Escrito por: Elias Jordão, presidente do Sindicato dos Bancários de Curitiba e Região

08/06/2017

*Artigo publicado originalmente no livro "O Golpe de 2016 e a Reforma Trabalhista - Narrativas de Resistência". 

Foi golpe? Contra quem foi o golpe? Qual o interesse do golpe? Quem ganhou e quem perdeu com o golpe?

O maior avanço que tivemos nas duas últimas décadas foi, sem dúvida, ter saído da sombra secular de sermos governados desde o império por uma elite que nunca escondeu seu menosprezo pelas classes mais pobres da sociedade. Inclusive, sempre governando de modo que estes pobres continuassem nesta condição justamente para serem usados como mão de obra barata em nome de sua sobrevivência e para manterem seu estado quo de benesses para uma pequena casta da sociedade.

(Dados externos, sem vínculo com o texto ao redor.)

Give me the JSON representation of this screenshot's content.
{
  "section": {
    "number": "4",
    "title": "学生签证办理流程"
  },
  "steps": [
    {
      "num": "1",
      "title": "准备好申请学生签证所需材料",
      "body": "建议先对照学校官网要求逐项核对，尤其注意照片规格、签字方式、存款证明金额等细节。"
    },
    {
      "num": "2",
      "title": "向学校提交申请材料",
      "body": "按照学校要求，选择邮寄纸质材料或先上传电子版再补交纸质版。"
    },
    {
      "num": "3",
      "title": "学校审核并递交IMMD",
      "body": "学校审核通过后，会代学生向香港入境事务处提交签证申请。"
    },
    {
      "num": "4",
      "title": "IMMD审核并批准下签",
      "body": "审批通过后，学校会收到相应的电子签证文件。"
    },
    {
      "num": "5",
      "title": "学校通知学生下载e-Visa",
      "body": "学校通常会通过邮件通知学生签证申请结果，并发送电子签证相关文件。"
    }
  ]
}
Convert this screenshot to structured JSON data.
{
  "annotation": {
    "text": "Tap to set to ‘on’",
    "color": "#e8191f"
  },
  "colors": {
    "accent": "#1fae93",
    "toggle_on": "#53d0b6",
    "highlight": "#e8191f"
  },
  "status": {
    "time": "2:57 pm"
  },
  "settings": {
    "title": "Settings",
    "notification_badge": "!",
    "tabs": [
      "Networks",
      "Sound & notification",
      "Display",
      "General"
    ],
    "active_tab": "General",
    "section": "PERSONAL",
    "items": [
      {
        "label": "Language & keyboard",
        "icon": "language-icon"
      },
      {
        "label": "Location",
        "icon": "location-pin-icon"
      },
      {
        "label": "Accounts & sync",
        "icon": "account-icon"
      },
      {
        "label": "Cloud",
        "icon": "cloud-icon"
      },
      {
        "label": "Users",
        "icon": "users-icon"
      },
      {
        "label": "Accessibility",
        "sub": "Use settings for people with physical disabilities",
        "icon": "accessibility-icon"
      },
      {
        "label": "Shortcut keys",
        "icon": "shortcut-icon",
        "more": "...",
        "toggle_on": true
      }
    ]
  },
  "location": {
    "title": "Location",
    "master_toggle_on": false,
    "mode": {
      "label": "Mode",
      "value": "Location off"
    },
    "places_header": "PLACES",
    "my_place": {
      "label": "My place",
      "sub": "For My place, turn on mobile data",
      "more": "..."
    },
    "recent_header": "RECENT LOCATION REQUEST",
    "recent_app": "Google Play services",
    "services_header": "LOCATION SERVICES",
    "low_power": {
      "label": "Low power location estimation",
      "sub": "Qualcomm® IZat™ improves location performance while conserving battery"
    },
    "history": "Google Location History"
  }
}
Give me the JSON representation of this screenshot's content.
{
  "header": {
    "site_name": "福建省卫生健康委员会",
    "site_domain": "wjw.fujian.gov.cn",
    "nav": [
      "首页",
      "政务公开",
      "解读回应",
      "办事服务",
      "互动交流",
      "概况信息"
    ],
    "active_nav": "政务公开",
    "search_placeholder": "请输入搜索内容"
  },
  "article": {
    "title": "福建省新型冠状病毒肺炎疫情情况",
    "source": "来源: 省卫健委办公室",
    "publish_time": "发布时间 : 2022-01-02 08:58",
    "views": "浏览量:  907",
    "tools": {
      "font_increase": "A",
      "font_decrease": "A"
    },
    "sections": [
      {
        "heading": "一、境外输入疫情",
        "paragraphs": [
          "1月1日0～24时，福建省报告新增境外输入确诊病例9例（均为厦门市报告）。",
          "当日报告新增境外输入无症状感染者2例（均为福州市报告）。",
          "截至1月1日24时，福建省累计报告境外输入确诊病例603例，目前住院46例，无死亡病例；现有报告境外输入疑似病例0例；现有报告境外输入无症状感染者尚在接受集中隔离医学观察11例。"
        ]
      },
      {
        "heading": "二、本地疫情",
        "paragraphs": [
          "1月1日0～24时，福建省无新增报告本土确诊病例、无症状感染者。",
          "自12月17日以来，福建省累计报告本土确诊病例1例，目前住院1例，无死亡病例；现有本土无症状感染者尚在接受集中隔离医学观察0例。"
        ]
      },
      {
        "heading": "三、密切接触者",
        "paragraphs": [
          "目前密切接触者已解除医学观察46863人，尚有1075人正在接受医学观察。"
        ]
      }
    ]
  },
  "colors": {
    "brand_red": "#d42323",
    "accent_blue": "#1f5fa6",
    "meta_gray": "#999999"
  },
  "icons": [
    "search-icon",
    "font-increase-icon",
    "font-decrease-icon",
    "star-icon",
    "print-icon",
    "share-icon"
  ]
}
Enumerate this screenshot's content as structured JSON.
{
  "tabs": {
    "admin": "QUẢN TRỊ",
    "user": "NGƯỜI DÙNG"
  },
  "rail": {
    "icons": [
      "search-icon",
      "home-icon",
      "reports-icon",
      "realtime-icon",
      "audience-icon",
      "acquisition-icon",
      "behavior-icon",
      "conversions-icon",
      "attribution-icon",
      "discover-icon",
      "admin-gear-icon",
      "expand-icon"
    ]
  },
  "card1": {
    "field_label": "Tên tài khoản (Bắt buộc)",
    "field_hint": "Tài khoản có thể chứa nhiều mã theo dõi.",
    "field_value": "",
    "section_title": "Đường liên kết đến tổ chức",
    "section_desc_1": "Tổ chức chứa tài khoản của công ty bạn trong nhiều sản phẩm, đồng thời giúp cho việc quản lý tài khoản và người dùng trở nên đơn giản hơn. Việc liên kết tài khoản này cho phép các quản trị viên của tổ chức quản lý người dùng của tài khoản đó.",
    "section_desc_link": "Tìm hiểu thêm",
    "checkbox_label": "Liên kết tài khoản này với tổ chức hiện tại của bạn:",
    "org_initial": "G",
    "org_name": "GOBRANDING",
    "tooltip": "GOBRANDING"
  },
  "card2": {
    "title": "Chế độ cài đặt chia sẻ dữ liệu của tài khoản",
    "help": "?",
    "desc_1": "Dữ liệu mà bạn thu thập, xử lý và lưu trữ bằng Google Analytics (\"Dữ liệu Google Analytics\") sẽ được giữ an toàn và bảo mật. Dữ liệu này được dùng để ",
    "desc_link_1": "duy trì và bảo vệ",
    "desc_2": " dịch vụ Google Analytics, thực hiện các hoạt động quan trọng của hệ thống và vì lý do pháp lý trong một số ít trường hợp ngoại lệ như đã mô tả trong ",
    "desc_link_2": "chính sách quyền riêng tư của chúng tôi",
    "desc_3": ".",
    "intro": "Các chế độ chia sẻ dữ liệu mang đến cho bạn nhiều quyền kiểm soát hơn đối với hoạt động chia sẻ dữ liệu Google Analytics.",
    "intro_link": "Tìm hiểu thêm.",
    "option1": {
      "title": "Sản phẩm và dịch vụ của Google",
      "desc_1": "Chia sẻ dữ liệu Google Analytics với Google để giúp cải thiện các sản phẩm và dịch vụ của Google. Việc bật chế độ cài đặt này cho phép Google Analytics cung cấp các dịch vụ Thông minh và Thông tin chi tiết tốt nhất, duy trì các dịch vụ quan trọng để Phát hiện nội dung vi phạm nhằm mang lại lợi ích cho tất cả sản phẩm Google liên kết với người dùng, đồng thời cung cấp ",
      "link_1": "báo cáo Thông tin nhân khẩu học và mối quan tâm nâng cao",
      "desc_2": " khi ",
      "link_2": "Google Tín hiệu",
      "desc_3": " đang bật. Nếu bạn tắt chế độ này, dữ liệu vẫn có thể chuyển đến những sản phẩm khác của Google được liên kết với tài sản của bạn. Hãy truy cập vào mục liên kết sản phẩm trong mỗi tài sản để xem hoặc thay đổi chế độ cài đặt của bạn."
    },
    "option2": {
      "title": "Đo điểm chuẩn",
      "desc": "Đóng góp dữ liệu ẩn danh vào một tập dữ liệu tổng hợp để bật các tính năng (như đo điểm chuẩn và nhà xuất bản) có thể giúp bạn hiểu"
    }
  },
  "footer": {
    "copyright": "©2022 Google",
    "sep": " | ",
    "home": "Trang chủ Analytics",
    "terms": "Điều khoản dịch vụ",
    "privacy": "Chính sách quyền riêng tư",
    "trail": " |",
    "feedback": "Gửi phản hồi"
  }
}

Foi quando elegemos pela primeira vez na história do país um presidente oriundo da classe operária e que, de certa forma, foi aceito pela elite devido ao desgaste da classe política dominante da época e pelo apelo popular que o então candidato trazia. A insatisfação era muito grande tanto com a economia quanto com a política por grande parte da sociedade, principalmente da classe média. Neste contexto de políticos acuados, de insatisfação nas ruas, só restou a esta elite aceitar a candidatura de Luís Inácio da Silva em uma aliança com um vice que era parte do grande poder econômico para atenuar e acalmar os ânimos das ruas, apostando inclusive que este operário não daria conta de governar e assim o poder voltaria automaticamente às mãos daqueles que sempre se julgaram donos do poder.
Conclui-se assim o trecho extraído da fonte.